In: Psychology
How does Roosevelt describe the West? (landscape wise and his actual views/what it represented)
Roosevelt described the west by his work as a president that is ,
For the West, Roosevelt's most important actions as president came in the areas of conservation policy and foreign relations with the nations of East Asia. At the urging of Gifford Pinchot, a college-trained forester who argued that the natural resources of the West required scientific management to prevent their depletion by private developers, Roosevelt seized on the 1891 Forest Reserves Act, which empowered the president to set aside public lands as national forests, and used it to increase federal land reserves from approximately 40 million acres when he took office to nearly 200 million acres by the end of his second term. In 1905, Roosevelt gave Pinchot responsibility for administering this vast domain, as head of the newly organized U.S. Forest Service, and ushered in the modern era of western land management, which aims at sustained efficient use of natural resources rather than exploitation and development. Under Pinchot and his successors, much of the West came under bureaucratic control, with local communities and business interests subject to federal regulation in their use of the resources surrounding them.

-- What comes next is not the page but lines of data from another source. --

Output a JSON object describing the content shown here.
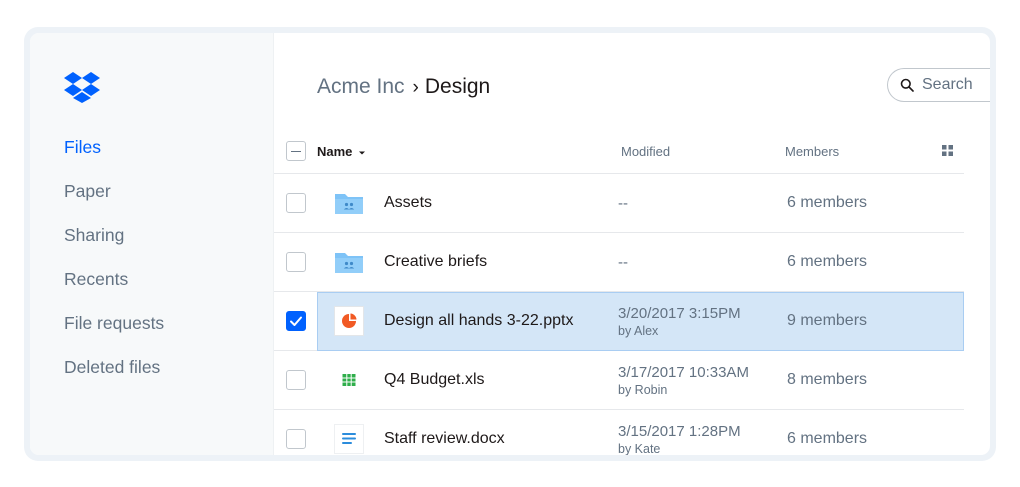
{
  "sidebar": {
    "items": [
      {
        "label": "Files",
        "active": true
      },
      {
        "label": "Paper"
      },
      {
        "label": "Sharing"
      },
      {
        "label": "Recents"
      },
      {
        "label": "File requests"
      },
      {
        "label": "Deleted files"
      }
    ]
  },
  "breadcrumb": {
    "parent": "Acme Inc",
    "separator": "›",
    "current": "Design"
  },
  "search": {
    "placeholder": "Search"
  },
  "table": {
    "columns": {
      "name": "Name",
      "modified": "Modified",
      "members": "Members"
    },
    "rows": [
      {
        "name": "Assets",
        "icon": "shared-folder-icon",
        "modified": "--",
        "by": "",
        "members": "6 members",
        "checked": false
      },
      {
        "name": "Creative briefs",
        "icon": "shared-folder-icon",
        "modified": "--",
        "by": "",
        "members": "6 members",
        "checked": false
      },
      {
        "name": "Design all hands 3-22.pptx",
        "icon": "presentation-icon",
        "modified": "3/20/2017 3:15PM",
        "by": "by Alex",
        "members": "9 members",
        "checked": true
      },
      {
        "name": "Q4 Budget.xls",
        "icon": "spreadsheet-icon",
        "modified": "3/17/2017 10:33AM",
        "by": "by Robin",
        "members": "8 members",
        "checked": false
      },
      {
        "name": "Staff review.docx",
        "icon": "document-icon",
        "modified": "3/15/2017 1:28PM",
        "by": "by Kate",
        "members": "6 members",
        "checked": false
      }
    ]
  },
  "colors": {
    "accent": "#0061fe",
    "selected_row": "#d4e6f7",
    "folder": "#7ec3f7"
  }
}
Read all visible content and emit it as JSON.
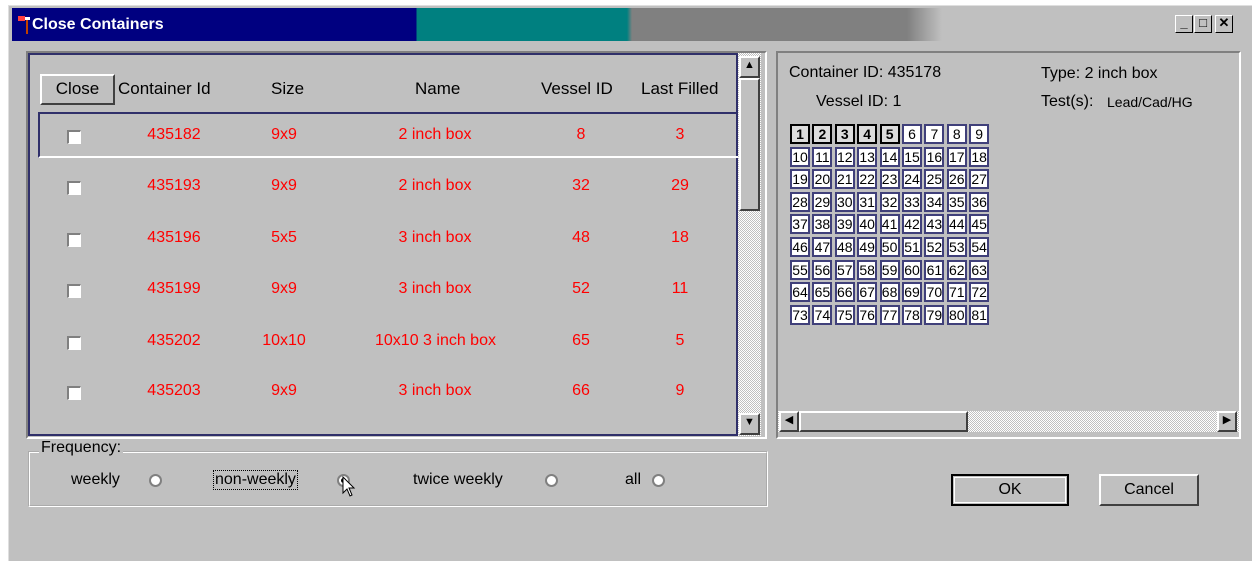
{
  "window": {
    "title": "Close Containers",
    "minimize": "_",
    "maximize": "□",
    "close": "✕"
  },
  "table": {
    "columns": {
      "close": "Close",
      "container_id": "Container Id",
      "size": "Size",
      "name": "Name",
      "vessel_id": "Vessel ID",
      "last_filled": "Last Filled"
    },
    "rows": [
      {
        "container_id": "435182",
        "size": "9x9",
        "name": "2 inch box",
        "vessel_id": "8",
        "last_filled": "3",
        "checked": false
      },
      {
        "container_id": "435193",
        "size": "9x9",
        "name": "2 inch box",
        "vessel_id": "32",
        "last_filled": "29",
        "checked": false
      },
      {
        "container_id": "435196",
        "size": "5x5",
        "name": "3 inch box",
        "vessel_id": "48",
        "last_filled": "18",
        "checked": false
      },
      {
        "container_id": "435199",
        "size": "9x9",
        "name": "3 inch box",
        "vessel_id": "52",
        "last_filled": "11",
        "checked": false
      },
      {
        "container_id": "435202",
        "size": "10x10",
        "name": "10x10 3 inch box",
        "vessel_id": "65",
        "last_filled": "5",
        "checked": false
      },
      {
        "container_id": "435203",
        "size": "9x9",
        "name": "3 inch box",
        "vessel_id": "66",
        "last_filled": "9",
        "checked": false
      }
    ]
  },
  "details": {
    "container_id_label": "Container ID: 435178",
    "type_label": "Type: 2 inch box",
    "vessel_id_label": "Vessel ID: 1",
    "tests_label": "Test(s):",
    "tests_value": "Lead/Cad/HG",
    "filled_positions": [
      1,
      2,
      3,
      4,
      5
    ],
    "positions": [
      1,
      2,
      3,
      4,
      5,
      6,
      7,
      8,
      9,
      10,
      11,
      12,
      13,
      14,
      15,
      16,
      17,
      18,
      19,
      20,
      21,
      22,
      23,
      24,
      25,
      26,
      27,
      28,
      29,
      30,
      31,
      32,
      33,
      34,
      35,
      36,
      37,
      38,
      39,
      40,
      41,
      42,
      43,
      44,
      45,
      46,
      47,
      48,
      49,
      50,
      51,
      52,
      53,
      54,
      55,
      56,
      57,
      58,
      59,
      60,
      61,
      62,
      63,
      64,
      65,
      66,
      67,
      68,
      69,
      70,
      71,
      72,
      73,
      74,
      75,
      76,
      77,
      78,
      79,
      80,
      81
    ]
  },
  "frequency": {
    "label": "Frequency:",
    "options": [
      {
        "label": "weekly",
        "selected": false
      },
      {
        "label": "non-weekly",
        "selected": true
      },
      {
        "label": "twice weekly",
        "selected": false
      },
      {
        "label": "all",
        "selected": false
      }
    ]
  },
  "buttons": {
    "ok": "OK",
    "cancel": "Cancel"
  },
  "colors": {
    "row_text": "#ff0000",
    "title_bar": "#000080"
  }
}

Roosevelt initiated similar sweeping change in the West with his support of the National Reclamation Act (or Newlands Act) of 1902, which gave the federal government primary responsibility for dam construction and irrigation projects. A new federal agency, the Reclamation Service, brought scientific expertise and bureaucratic administration to this task, and by 1906 there were water projects underway in all the western states, establishing federal control of the use of this vital resource as well.

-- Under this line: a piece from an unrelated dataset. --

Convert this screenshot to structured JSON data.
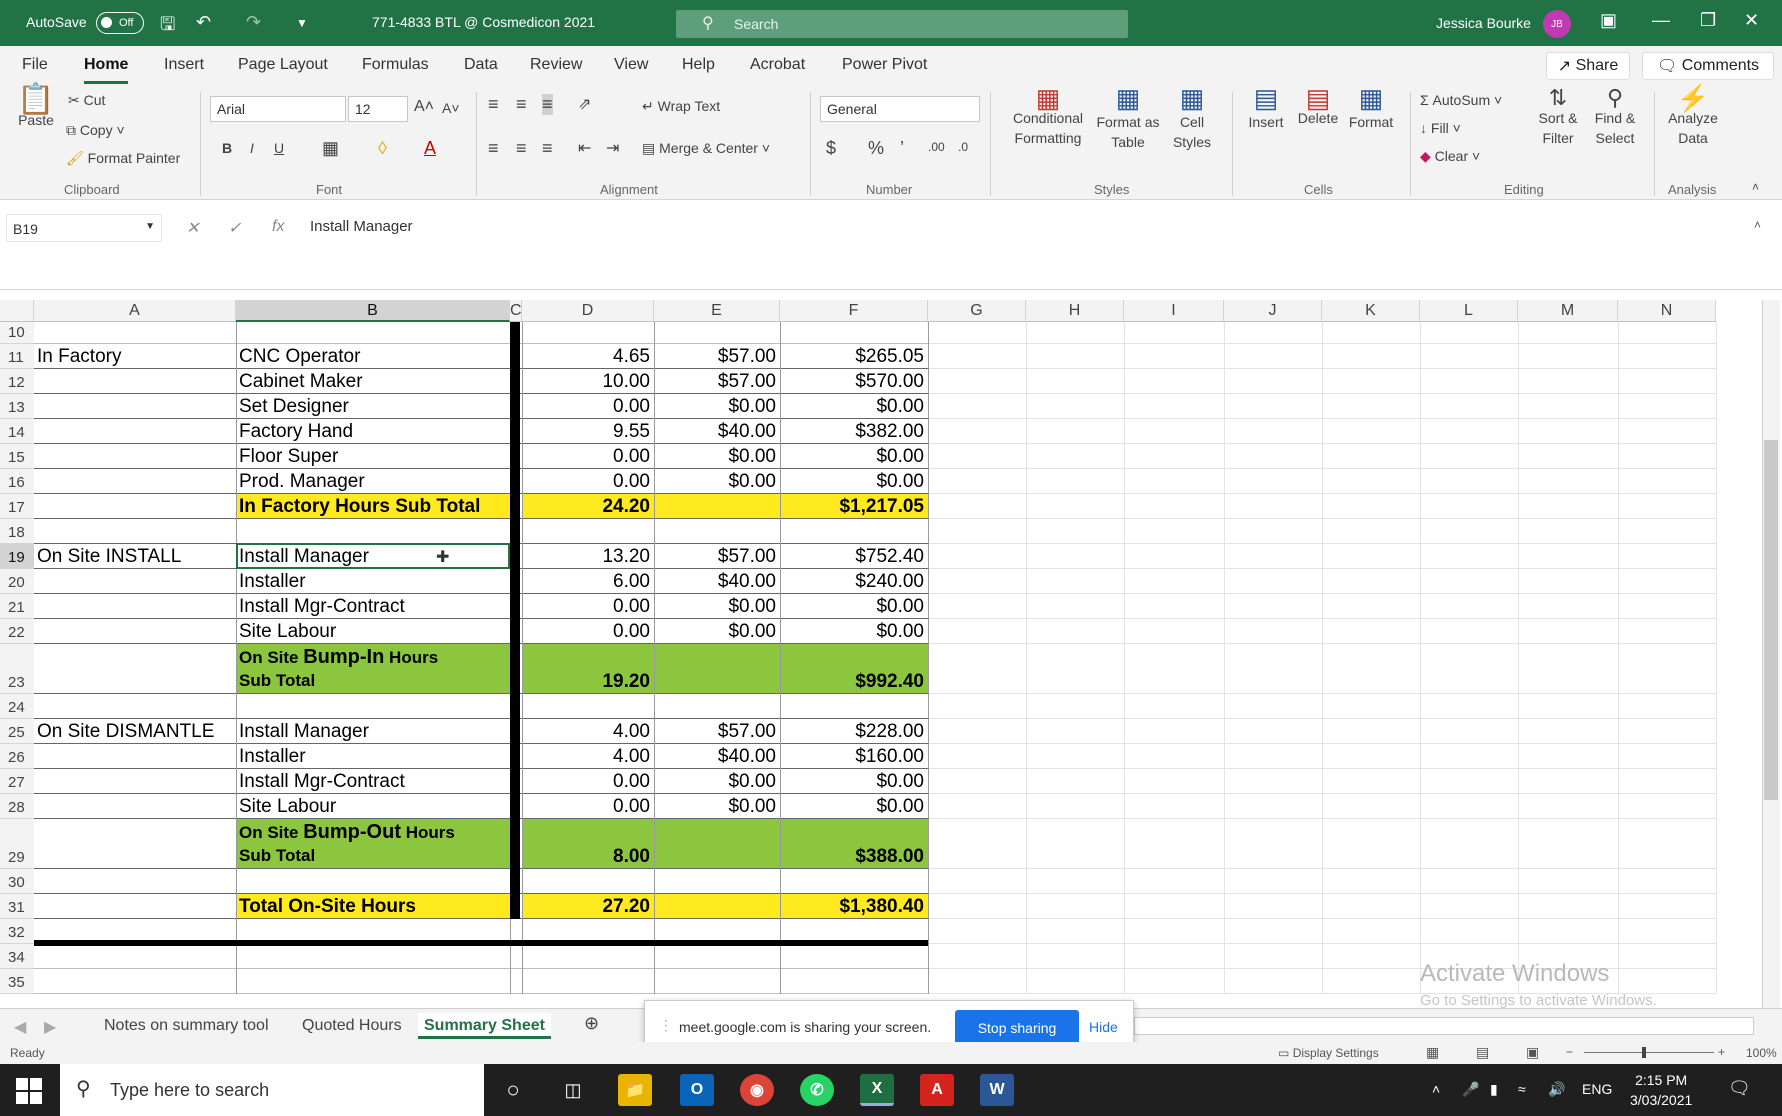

Roosevelt also extended federal control over the scenic wonders of the West, using the 1906 Antiquities Act, which had been intended to preserve historic landmarks, to set aside 800,000 acres in Arizona as the Grand Canyon National Monument. All told, he created 16 national monuments, 51 wildlife refuges and five new National Parks, including Crater Lake in Oregon and the Anasazi ruins at Mesa Verde, Colorado, helping to pave the way for eventual recognition of such "national treasures" as natural resources requiring federal management to sustain their use by the West's growing tourist industry into the future.